Speaking at Brand Republic's Media360 Conference yesterday (17 May), Sutherland noted that in the past many chief executives were former marketers but today 70% of chief executives are former finance directors.
Rather than allowing themselves to be run by the rational finance department, Sutherland urged businesses to value the outcomes they cannot measure, or that are not always rational, because a lot of the best decisions are made on an emotional and unconscious level.
In an attempt to illustrate the differences in approach and perception between the two professions, Sutherland said: "A peacock is a chicken that has been taken over by the marketing department, while a penguin is an albatross that has been taken over by finance."

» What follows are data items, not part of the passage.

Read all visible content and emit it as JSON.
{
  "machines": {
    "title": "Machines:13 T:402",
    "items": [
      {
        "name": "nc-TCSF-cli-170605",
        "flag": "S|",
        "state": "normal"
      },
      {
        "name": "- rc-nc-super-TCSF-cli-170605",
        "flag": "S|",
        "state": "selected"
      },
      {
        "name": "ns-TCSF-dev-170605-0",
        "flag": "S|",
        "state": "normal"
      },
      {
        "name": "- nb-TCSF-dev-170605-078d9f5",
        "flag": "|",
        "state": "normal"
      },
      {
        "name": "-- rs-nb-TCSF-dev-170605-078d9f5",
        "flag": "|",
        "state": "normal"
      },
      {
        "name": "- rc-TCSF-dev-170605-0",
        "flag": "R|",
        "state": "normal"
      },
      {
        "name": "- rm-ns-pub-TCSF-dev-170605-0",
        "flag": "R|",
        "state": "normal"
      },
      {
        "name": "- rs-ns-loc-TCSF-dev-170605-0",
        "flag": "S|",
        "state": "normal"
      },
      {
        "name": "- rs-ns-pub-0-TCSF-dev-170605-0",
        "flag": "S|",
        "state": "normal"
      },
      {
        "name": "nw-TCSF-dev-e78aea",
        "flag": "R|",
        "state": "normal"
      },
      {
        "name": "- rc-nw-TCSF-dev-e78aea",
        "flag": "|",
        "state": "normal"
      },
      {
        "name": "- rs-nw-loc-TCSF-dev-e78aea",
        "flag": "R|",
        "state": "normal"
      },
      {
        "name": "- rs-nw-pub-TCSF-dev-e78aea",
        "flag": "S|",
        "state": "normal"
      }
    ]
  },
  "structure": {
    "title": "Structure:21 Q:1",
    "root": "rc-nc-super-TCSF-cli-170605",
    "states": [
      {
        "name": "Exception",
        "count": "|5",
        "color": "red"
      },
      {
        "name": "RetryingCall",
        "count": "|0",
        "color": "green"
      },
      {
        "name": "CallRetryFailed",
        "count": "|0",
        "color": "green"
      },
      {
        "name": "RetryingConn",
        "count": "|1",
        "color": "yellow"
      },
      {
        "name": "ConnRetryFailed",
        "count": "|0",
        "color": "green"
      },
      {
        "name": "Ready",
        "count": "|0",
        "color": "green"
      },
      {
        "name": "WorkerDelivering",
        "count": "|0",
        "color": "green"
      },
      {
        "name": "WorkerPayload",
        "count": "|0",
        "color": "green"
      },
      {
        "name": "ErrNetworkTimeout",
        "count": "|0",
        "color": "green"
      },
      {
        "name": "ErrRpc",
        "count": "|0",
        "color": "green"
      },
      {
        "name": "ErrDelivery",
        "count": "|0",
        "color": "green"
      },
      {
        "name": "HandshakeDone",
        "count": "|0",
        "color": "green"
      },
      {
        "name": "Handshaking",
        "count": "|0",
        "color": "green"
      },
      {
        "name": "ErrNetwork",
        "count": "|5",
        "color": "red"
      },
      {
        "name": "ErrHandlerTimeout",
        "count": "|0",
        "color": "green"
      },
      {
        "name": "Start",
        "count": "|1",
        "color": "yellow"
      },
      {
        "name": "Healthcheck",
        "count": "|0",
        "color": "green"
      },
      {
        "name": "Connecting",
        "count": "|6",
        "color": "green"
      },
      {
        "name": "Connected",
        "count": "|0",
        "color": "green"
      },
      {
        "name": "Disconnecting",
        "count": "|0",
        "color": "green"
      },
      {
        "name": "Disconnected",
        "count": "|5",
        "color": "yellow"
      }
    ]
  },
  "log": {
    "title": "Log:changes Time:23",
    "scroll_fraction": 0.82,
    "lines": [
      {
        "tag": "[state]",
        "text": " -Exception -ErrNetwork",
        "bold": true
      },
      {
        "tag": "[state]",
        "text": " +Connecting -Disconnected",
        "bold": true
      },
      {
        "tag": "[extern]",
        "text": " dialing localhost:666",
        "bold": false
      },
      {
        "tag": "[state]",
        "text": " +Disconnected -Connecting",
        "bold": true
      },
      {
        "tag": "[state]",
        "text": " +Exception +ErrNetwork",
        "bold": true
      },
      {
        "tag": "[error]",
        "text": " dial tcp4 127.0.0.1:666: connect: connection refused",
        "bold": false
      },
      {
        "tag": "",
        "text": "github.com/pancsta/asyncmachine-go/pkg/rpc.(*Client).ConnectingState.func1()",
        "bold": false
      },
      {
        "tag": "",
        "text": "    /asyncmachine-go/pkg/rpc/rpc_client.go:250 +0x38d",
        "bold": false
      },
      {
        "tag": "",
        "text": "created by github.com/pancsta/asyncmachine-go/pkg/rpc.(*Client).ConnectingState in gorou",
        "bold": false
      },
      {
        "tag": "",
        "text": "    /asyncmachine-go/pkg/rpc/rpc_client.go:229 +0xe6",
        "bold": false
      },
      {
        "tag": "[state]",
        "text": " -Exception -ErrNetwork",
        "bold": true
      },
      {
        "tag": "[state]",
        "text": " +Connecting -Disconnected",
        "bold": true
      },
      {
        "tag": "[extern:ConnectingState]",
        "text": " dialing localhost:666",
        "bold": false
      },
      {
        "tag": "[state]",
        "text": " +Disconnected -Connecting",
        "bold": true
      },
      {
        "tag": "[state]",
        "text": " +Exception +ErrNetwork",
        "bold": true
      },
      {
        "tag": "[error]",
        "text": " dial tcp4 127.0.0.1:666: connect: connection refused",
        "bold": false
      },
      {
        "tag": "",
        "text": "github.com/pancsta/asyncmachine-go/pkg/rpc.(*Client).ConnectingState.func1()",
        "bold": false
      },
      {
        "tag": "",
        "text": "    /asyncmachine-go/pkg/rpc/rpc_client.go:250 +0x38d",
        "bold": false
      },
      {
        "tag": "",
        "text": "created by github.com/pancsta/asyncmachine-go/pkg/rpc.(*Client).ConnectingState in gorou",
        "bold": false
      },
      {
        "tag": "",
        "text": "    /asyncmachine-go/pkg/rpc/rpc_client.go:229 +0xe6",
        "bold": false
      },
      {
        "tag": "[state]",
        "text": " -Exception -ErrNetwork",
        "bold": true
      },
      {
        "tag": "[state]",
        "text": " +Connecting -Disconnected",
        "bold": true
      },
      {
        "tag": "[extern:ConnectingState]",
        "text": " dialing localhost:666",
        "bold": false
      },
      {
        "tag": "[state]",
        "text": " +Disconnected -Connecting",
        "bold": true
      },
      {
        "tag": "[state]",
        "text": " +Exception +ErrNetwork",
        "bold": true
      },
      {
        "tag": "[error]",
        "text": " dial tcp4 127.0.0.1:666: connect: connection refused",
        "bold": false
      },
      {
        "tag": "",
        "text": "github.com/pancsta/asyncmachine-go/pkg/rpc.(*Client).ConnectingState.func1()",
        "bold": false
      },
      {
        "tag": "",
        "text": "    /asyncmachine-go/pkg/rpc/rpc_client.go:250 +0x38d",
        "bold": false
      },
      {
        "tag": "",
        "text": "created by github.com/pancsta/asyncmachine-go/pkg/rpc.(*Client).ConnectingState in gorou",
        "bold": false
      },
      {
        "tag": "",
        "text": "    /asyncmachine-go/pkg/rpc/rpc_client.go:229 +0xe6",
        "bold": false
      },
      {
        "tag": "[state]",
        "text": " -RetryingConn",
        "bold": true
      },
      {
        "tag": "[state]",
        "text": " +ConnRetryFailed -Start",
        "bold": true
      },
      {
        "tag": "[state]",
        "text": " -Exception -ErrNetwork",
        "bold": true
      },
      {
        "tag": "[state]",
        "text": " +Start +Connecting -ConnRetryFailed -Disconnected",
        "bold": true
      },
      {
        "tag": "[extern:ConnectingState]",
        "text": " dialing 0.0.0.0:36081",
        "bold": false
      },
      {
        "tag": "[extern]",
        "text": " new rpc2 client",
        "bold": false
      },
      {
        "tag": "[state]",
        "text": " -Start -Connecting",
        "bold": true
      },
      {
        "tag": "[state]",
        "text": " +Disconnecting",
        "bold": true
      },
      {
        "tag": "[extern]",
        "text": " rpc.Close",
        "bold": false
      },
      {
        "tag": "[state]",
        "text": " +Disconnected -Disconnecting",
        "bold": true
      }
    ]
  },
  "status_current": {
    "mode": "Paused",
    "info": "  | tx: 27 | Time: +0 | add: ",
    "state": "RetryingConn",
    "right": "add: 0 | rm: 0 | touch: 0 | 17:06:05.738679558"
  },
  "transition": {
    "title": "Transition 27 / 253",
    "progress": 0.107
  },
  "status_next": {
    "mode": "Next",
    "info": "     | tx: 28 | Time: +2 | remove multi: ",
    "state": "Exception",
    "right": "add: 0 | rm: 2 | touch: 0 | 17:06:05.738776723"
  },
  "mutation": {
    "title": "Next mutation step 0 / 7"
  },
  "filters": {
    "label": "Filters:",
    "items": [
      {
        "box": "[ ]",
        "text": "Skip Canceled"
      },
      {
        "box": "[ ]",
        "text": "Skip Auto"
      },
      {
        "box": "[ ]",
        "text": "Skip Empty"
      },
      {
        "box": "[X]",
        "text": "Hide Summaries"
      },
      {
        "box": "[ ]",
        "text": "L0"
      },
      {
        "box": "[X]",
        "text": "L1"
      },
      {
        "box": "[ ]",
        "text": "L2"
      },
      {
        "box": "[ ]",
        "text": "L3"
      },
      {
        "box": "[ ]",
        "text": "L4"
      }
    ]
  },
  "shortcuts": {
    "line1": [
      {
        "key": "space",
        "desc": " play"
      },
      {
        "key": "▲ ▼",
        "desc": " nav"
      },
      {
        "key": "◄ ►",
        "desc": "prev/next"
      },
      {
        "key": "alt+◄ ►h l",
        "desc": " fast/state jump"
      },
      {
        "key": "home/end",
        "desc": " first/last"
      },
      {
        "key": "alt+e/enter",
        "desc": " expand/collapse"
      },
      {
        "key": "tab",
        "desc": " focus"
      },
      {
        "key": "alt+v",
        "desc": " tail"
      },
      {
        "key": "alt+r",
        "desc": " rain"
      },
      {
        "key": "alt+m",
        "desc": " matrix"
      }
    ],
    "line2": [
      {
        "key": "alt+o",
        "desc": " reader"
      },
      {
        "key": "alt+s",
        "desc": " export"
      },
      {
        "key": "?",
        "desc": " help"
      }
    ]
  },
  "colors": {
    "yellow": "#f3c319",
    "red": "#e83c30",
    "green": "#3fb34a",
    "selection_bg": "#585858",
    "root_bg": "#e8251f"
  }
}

Sutherland said: "There is too much power in what you call left-brain business decision-making. The penguin is actually squeezing out the peacock, and what you're creating if you create a business that only operates on short-term quarterly financial considerations is you've effectively got one-part form of evolution without the moderating force of the other part."
In a warning against relying too much on consumer research, Sutherland noted no one would have suggested a good way of encouraging people to pay more for a soft-drink competing against Coca-Cola would be to increase price and reduce size of the can, but that's effectively what Red Bull achieved when it launched for £1.50.
He said: "We need the third eye of behavioural economics to tell us what logic won't and market research can't."